The excitement is building as we approach the annual HARLEM WEEK 2018, which will be held July 29-August 25, 2018. What originally began 44 years ago as a one-week tribute to one of the most culturally-rich neighborhoods in the world has now become a month-long celebration that prides itself on being the connecting thread between individuals, the community, businesses and the arts. The event draws millions of people from throughout New York and from around the world and includes an international cultural showcase; an education and career conference for youth, and an entrepreneur summit.
This year’s theme is “Women Transforming Our World: Past, Present and Future” and the event will acknowledge 44 women whose work and contributions have had a transformative impact on us all. I had the privilege of serving on the committee that recommended the honorees, who represent a broad range of generations and fields of endeavor. In the arts and entertainment category, honorees include Misty Copeland, principal dancer with the American Ballet Theatre; Judith Jamison, Artistic Director Emerita of the Alvin Ailey American Dance Theater; the late Ella Fitzgerald, “The First Lady of Song; the late Ruby Dee, actor, playwright and poet, and Lupita Nyong’o, Oscar-winning actress and featured star of Marvel’s Black Panther movie.
HARLEM WEEK also will celebrate “Our Community within a Community,” highlighting Harlem’s LGBTQ heritage. The Greater Harlem Chamber of Commerce is paying tribute to the significant role the LGBTQ community played in Harlem’s world-renowned legacy of music, art, theater and literature, and its continuing contributions to and inspiration for today’s social justice movements. The salute will include tributes to many renowned LGBTQ voices, including Countee Cullen, Langston Hughes, Ma Rainey and James Baldwin.

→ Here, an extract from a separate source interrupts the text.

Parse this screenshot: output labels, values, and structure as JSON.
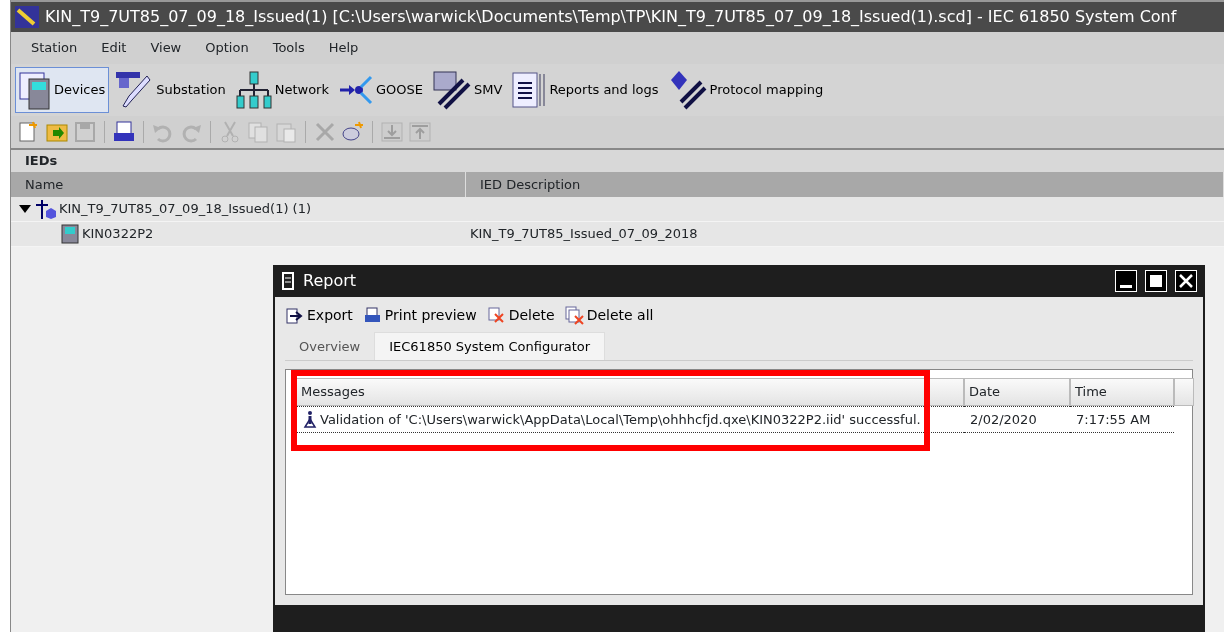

I believe HARLEM WEEK is the premiere showcase of arts and cultural festivals because it offers more than performances, vendors and entertainment. The Chamber, which actively promotes and supports Harlem’s cultural life, recognizes that without solid ties between the business, political, educational and cultural sectors, a community cannot thrive. The arts are more than fun—they are part of a broader root system that makes a community strong. Thank you, HARLEM WEEK, for demonstrating not only what is possible, but also providing us with a great example of success!